Over time, though, as we push towards mass vaccination and herd immunity, the numbers should right themselves. (Life expectancy dropped an insane 11.8 years during the 1918 pandemic, before rapidly rebounding.) The larger issue is that even once these numbers “level out,” America is still 46th in the world in life expectancy; it’s the only wealthy country in the world where the most basic marker of population health is going down.
Consider: in the three years before the pandemic arrived, life expectancy in the United States was already going down. The main culprits? The opioid crisis, obesity and suicide. Americans between the ages of 25 and 64 have been dying at alarming rates for years now. The trend is proof that longevity has little to do with GDP (e.g. we’re just behind Cuba, Estonia, Lebanon on the life expectancy chart) and everything to do with affordable housing, equitable healthcare, and a mental health infrastructure that encourages long-term happiness.
Not to mention, there’s a serious underlying racial inequality at play. Black and Hispanic populations each saw a more extreme drop (compared to white Americas) in life expectancy last year, due to the pandemic.
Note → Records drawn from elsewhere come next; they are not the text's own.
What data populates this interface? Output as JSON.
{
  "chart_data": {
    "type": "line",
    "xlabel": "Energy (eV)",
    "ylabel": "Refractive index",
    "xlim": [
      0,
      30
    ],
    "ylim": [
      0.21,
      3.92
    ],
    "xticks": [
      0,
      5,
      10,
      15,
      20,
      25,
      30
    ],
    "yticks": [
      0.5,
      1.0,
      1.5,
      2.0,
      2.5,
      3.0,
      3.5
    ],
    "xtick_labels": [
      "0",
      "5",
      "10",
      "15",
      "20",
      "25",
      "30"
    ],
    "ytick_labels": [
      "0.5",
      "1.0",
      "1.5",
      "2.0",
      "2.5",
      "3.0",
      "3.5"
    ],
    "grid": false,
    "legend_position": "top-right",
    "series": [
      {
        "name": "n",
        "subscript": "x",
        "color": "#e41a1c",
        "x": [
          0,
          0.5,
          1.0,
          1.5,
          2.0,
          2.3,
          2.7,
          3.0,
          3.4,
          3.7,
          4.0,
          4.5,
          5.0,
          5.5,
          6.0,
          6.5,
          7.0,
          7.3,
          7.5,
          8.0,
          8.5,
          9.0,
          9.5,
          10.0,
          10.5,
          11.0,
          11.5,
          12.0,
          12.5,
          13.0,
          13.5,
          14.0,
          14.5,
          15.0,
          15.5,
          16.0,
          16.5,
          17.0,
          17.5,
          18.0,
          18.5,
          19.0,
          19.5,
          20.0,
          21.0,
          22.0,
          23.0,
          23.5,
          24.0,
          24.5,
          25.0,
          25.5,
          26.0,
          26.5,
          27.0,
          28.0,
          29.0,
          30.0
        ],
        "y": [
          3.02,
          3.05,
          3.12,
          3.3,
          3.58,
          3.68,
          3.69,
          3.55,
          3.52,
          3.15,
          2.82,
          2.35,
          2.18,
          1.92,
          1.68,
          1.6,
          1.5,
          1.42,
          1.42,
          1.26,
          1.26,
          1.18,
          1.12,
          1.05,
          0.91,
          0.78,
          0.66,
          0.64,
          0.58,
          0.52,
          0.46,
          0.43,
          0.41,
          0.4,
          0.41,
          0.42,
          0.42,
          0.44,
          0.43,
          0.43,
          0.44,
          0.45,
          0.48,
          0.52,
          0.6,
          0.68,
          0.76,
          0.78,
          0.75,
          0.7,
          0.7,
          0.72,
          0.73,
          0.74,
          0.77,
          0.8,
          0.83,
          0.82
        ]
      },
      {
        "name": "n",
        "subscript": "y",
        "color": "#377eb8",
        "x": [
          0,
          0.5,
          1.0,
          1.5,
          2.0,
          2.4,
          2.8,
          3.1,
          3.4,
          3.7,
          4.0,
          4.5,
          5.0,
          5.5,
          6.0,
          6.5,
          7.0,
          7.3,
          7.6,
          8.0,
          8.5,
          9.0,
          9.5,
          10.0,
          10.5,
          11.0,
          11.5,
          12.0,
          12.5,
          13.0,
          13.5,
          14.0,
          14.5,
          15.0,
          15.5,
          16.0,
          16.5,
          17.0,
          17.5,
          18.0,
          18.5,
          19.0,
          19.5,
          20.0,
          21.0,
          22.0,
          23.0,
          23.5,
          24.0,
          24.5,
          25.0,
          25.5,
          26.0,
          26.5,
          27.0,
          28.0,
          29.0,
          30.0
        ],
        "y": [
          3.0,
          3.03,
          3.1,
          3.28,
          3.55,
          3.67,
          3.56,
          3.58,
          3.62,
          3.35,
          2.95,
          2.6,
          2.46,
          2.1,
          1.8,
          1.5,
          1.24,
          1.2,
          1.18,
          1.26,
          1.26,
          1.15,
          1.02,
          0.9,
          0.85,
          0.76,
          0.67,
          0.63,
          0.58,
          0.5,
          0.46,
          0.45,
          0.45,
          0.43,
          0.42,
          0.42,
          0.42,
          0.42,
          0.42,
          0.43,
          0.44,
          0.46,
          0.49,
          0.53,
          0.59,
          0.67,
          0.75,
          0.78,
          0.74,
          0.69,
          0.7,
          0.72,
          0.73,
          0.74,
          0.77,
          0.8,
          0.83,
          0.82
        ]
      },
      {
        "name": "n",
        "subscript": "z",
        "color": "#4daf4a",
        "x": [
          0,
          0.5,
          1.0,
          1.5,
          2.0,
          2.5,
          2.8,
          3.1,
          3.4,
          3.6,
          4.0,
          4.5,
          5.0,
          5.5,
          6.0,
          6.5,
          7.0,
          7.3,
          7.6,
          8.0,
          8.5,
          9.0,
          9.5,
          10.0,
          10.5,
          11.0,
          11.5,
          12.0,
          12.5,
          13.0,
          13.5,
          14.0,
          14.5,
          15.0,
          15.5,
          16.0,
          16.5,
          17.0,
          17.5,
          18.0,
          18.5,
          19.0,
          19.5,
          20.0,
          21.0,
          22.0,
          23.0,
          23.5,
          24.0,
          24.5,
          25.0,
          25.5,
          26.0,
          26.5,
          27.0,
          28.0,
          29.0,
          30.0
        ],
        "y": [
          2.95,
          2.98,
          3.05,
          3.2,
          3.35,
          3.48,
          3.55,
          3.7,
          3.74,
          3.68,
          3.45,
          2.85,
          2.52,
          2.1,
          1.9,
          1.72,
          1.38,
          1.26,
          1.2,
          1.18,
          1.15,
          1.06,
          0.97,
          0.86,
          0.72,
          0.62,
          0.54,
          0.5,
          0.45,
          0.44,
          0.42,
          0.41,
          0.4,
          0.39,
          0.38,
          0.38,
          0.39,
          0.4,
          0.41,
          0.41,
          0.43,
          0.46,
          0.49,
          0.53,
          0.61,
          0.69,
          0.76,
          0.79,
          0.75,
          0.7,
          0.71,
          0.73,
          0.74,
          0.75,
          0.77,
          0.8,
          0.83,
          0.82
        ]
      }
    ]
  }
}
Those populations are more likely to live in overcrowded housing, work in punitive, low-wage jobs and struggle to pay for healthcare. Even before the pandemic, though, these Americans were likely to die sooner than others — and they were also likely to die sooner than their poor counterparts in other countries.
It’s been said and written countless times, but it remains true: the lessons we’ve learned from the COVID-19 crisis must remain with us beyond the “end” of the pandemic. It’s difficult to fathom that we needed 500,000 Americans to die for us to reckon with injustices that have been present in this country for years, but here we are.